Step 1: Read the preparation requirements

Open materials/project-plan.md, Section 2 (Data Preparation). This section tells you what the data needs before a model can use it: missing values handled, types correct, decisions documented.

In P1, the data was clean. Grace is organized. But this extended dataset includes three new months, and the data dictionary notes that a temporary receptionist covered during part of that period. The data quality may not be what you are used to.

Step 2: Load and check the dataset

Direct AI to load materials/appointments-extended.csv and show the shape, first few rows, and dtypes. Check against materials/data-dictionary.md.

The dataset should have approximately 9,500 rows and the same 8 columns from P1: date, time_slot, day_of_week, visit_type, pet_species, client_tenure, appointment_status, appointment_length.

Verify the column names match. Verify the dtypes make sense for each column. This is the same first step as P1 -- check the data against its documentation before computing anything.

Step 3: Find the missing values

Direct AI to check for missing values across all columns. Show which columns have them, how many, and what percentage.

P1's data had none. This dataset will have some. The question is not just "how many" but "where." Are the missing values scattered randomly, or concentrated in a specific time period?

Direct AI to show missing values by month. If they cluster in the newer months, that matches the data dictionary's note about the temporary receptionist. If they are spread across the full dataset, something else is going on.

Step 4: Investigate the pattern

Look at which columns have missing values and what the pattern tells you.

AI commonly handles missing data by dropping every row that has a blank field. That is fast and produces a clean dataset. But if missing values are concentrated in specific months, dropping those rows removes all data from that period. The model will never learn patterns from those months.

Check materials/verification-targets.md for the expected missing value rate.
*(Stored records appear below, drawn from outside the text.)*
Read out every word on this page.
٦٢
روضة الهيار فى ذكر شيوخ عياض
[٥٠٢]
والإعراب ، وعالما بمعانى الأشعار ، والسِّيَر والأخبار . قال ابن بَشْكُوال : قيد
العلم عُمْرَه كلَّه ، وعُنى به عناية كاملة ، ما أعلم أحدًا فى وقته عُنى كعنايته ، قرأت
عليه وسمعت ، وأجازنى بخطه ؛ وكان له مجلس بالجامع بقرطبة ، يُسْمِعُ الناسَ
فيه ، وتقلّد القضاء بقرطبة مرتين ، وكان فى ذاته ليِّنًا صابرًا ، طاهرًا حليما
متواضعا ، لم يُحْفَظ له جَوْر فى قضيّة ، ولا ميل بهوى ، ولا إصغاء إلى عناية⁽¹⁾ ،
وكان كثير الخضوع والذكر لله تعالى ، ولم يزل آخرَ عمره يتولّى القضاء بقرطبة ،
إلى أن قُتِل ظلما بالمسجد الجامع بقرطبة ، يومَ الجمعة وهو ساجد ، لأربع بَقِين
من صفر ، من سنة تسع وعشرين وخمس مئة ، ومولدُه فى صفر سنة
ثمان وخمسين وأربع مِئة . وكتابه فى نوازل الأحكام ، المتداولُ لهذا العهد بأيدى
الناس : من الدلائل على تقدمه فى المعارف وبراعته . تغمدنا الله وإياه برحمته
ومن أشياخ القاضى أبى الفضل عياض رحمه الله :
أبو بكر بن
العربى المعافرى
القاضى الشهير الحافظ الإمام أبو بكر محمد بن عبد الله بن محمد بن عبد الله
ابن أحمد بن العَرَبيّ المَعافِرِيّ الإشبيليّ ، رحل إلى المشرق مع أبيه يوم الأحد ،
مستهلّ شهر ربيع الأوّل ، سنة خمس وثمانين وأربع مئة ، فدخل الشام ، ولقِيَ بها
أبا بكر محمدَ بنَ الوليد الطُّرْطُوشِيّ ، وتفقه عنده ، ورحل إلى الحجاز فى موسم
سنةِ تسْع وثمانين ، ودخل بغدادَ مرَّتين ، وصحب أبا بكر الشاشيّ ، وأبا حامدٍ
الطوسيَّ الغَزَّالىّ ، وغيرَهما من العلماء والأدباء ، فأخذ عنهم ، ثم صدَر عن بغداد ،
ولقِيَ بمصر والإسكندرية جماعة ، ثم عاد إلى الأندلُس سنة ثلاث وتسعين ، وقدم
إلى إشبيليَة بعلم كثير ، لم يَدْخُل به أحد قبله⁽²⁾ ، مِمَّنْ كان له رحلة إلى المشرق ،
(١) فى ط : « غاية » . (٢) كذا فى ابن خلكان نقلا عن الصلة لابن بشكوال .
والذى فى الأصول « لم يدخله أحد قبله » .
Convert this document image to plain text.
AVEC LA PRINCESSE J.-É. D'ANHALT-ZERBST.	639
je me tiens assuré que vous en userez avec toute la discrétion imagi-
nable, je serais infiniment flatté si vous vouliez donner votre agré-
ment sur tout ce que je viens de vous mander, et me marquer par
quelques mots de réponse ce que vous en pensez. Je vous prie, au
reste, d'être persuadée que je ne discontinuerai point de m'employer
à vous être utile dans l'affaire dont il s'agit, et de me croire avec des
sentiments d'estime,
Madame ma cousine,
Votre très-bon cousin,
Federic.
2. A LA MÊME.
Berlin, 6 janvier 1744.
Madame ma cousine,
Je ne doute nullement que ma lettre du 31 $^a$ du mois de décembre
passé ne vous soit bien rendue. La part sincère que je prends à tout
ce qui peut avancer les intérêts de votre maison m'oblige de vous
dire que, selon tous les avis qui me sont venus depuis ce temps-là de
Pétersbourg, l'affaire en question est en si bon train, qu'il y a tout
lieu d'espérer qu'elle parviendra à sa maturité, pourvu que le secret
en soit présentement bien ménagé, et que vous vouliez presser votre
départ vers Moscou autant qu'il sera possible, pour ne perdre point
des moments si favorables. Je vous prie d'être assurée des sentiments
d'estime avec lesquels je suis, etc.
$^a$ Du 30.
Step 5: Make cleaning decisions

For each column with missing values, you have options:

  • Drop the rows. Simple, but you lose data. If the missing rows are informative (they represent a specific time period with different patterns), dropping them biases the analysis.
  • Impute with the mean or median. Fills in a reasonable value, but compresses the variance of that column. If the column matters for prediction, mean imputation weakens the model's ability to detect its effect.
  • Impute with the mode (most common value). Works for categorical columns where mean does not apply.
  • Flag missingness as a feature. Create a new column indicating whether the original value was missing. Preserves the information that "this record had incomplete data."

Each choice produces a different dataset. A different dataset produces different predictions. This is not a technical prelim. It is analytical work.

Direct AI to handle each column's missing values using the strategy you choose. Be explicit about which strategy and why.

Step 6: Convert types

Direct AI to ensure all columns have the correct data types for modeling. Dates should be datetime objects. Categorical columns (visit_type, pet_species, client_tenure) should be properly encoded. Numeric columns should be numeric.

Type conversion sounds like housekeeping. It is not. A date stored as a string cannot be sorted chronologically. A categorical column stored as free text cannot be reliably grouped. The model needs types that match what it will do with them.

Step 7: Document the preparation

Write a preparation log: what was found (which columns had missing values, how many, what pattern), what was decided (which strategy for each column, and why), and what changed (how many rows remain, what columns were modified or added).

This log is not a formality. It is the evidence that the preparation was deliberate. If someone asks "why does the dataset have 9,200 rows instead of 9,500?" the preparation log answers that question.

Direct AI to save the log. Commit with a meaningful message describing the cleaning decisions.

✓ Check

Check: All missing values handled (none remaining or explicitly flagged). All dtypes correct for modeling. A preparation log documenting each decision exists.